Сержант Восемнадцатого оказался около Кенеба. — Кулак. Плохие тут новости.
— Так я слышал, Впалый Глаз. Ну-ка, найдите всех сержантов, которым подчиняются эти солдаты. Хочу, чтобы их здесь не было. Хочу, чтобы они подготовились к дневному переходу. Скажите, если я отсчитаю сто ударов сердца и увижу толпу на прежнем месте — лучше бы им оказаться под пяткой Худа. Понятно, сержант?
Уроженец Генабариса моргнул: — Да, Кулак. — Отдав честь, он ворвался в толпу, сразу же начав выкрикивать приказы.
Капрал Ребро ухмыльнулся: — Остальные не понадобятся, сэр. Кулак, никогда не видел я сержанта злобнее.
— К делу, капрал.
— Да, Кулак.
Кенеб подошел к пестрому сборищу — о, все эти слишком хорошо знакомые лица, унылые мины… глаза Адъюнкта пусты, рот поджат, она слушает речи Блистига. Не успел Кенеб услышать разговор, как Тавора подняла руку в перчатке, прерывая Блистига.
— Кулак Блистиг, — сказала она, — разве время для просьбы об увеличении порций рома?
— Адъюнкт, Восьмой легион, похоже, готов сломаться. Я просто желаю обеспечить свой…
— Достаточно, Блистиг. Немедленно возвращайтесь к легиону.
— Хорошо, Адъюнкт. Но… кто бы мог подумать, что дезертируют даже эти двое. — Он отдал честь — и был вынужден так и стоять с поднятой рукой, ибо Тавора не реагировала. Глаза ее были по-прежнему пусты и безжизненны. Когда пауза стала слишком уж неудобной, она ответила, превращая салют в какой-то пренебрежительный жест, словно отрясала соринку с плаща.

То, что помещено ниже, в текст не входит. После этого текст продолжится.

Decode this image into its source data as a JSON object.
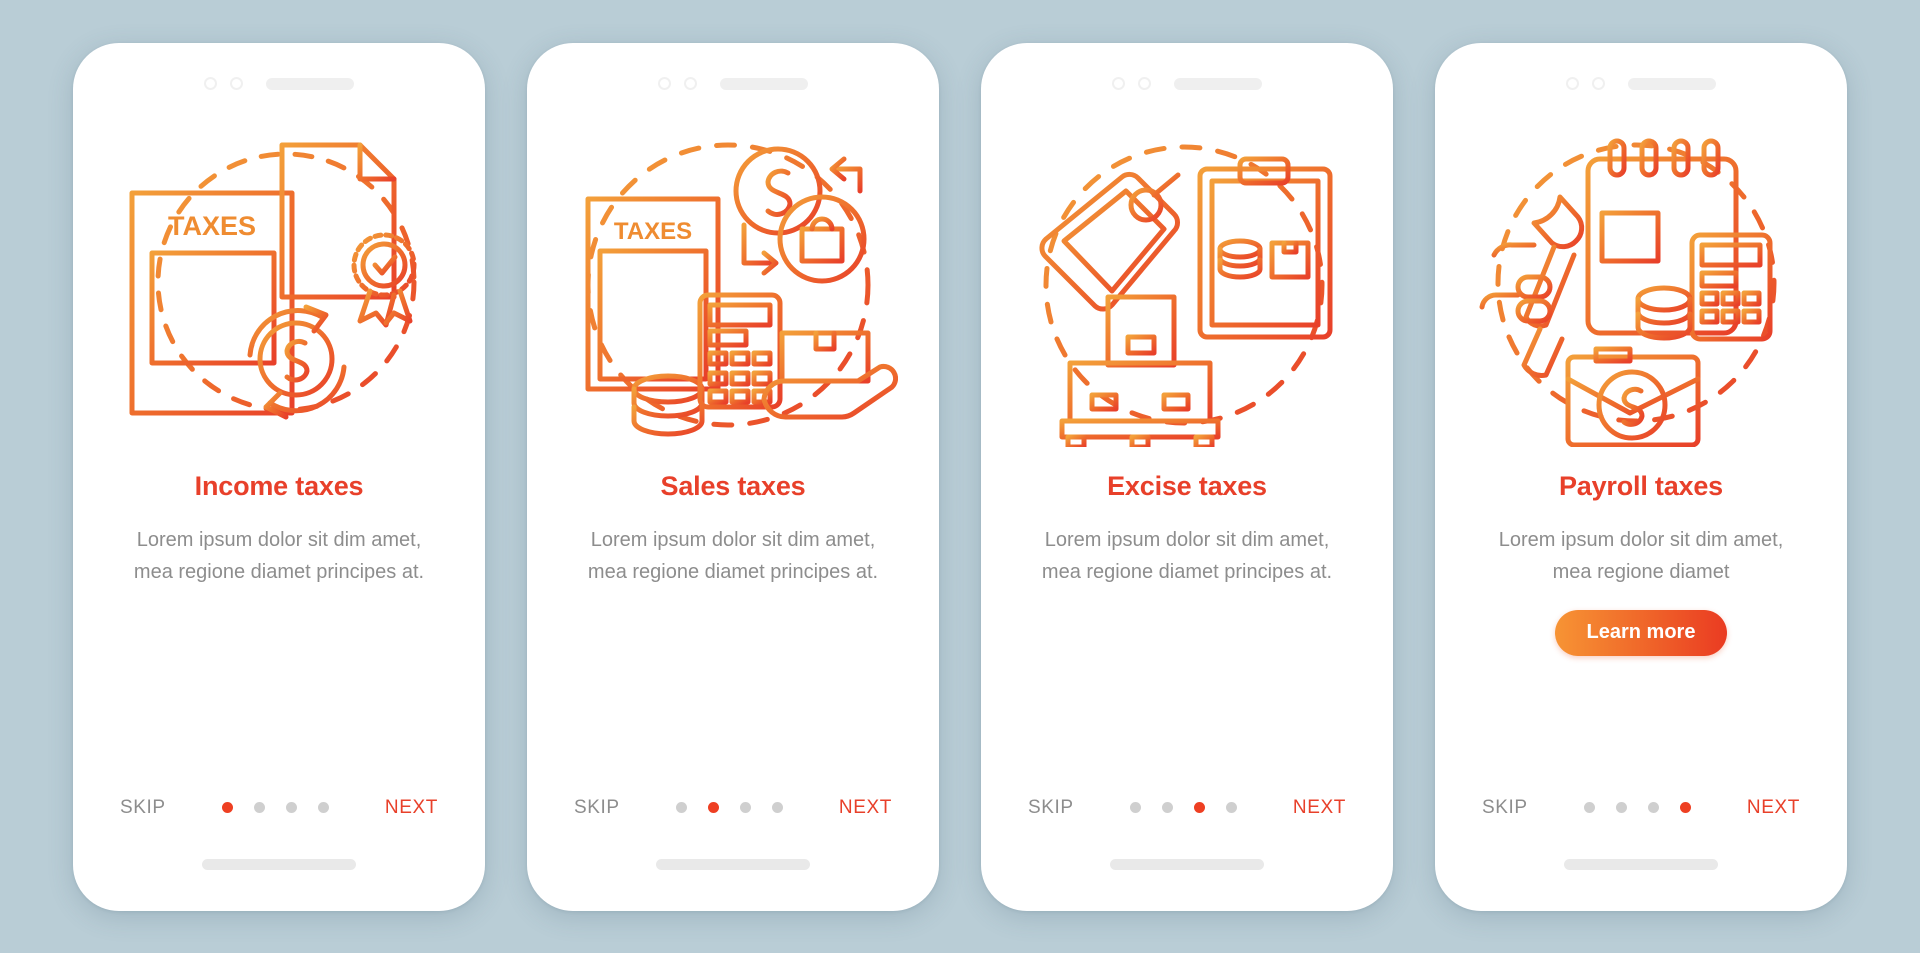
{
  "background_color": "#b9cdd6",
  "theme": {
    "accent_red": "#e8402a",
    "accent_orange": "#f0892f",
    "muted_text": "#8d8d8d",
    "dot_inactive": "#cfcfcf",
    "dot_active": "#ee3f22",
    "card_background": "#ffffff"
  },
  "screens": [
    {
      "title": "Income taxes",
      "body": "Lorem ipsum dolor sit dim amet, mea regione diamet principes at.",
      "illustration_label": "TAXES",
      "illustration_name": "income-taxes-illustration",
      "icons": [
        "tax-form-icon",
        "certificate-document-icon",
        "dollar-refresh-icon",
        "dashed-circle"
      ],
      "skip_label": "SKIP",
      "next_label": "NEXT",
      "active_dot": 1,
      "dot_count": 4,
      "has_cta": false,
      "cta_label": ""
    },
    {
      "title": "Sales taxes",
      "body": "Lorem ipsum dolor sit dim amet, mea regione diamet principes at.",
      "illustration_label": "TAXES",
      "illustration_name": "sales-taxes-illustration",
      "icons": [
        "tax-form-icon",
        "calculator-icon",
        "coins-icon",
        "dollar-coin-icon",
        "shopping-bag-icon",
        "package-in-hand-icon",
        "dashed-circle"
      ],
      "skip_label": "SKIP",
      "next_label": "NEXT",
      "active_dot": 2,
      "dot_count": 4,
      "has_cta": false,
      "cta_label": ""
    },
    {
      "title": "Excise taxes",
      "body": "Lorem ipsum dolor sit dim amet, mea regione diamet principes at.",
      "illustration_label": "",
      "illustration_name": "excise-taxes-illustration",
      "icons": [
        "price-tag-icon",
        "clipboard-icon",
        "coins-icon",
        "box-icon",
        "pallet-boxes-icon",
        "dashed-circle"
      ],
      "skip_label": "SKIP",
      "next_label": "NEXT",
      "active_dot": 3,
      "dot_count": 4,
      "has_cta": false,
      "cta_label": ""
    },
    {
      "title": "Payroll taxes",
      "body": "Lorem ipsum dolor sit dim amet, mea regione diamet",
      "illustration_label": "",
      "illustration_name": "payroll-taxes-illustration",
      "icons": [
        "wrench-in-hand-icon",
        "calendar-report-icon",
        "calculator-icon",
        "coins-icon",
        "briefcase-dollar-icon",
        "dashed-circle"
      ],
      "skip_label": "SKIP",
      "next_label": "NEXT",
      "active_dot": 4,
      "dot_count": 4,
      "has_cta": true,
      "cta_label": "Learn more"
    }
  ]
}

Побледневший Блистиг резко развернулся и отошел к лошади — чтобы обнаружить, что животное ушло прочь, ведь никто не позаботился держать его под уздцы.
Кенеб хмыкнул, глядя на его растерянность: — Вот это рапорт.
— Не мой легион, — бросил тот. — А тебе нужно потолковать с солдатами о правилах приличия.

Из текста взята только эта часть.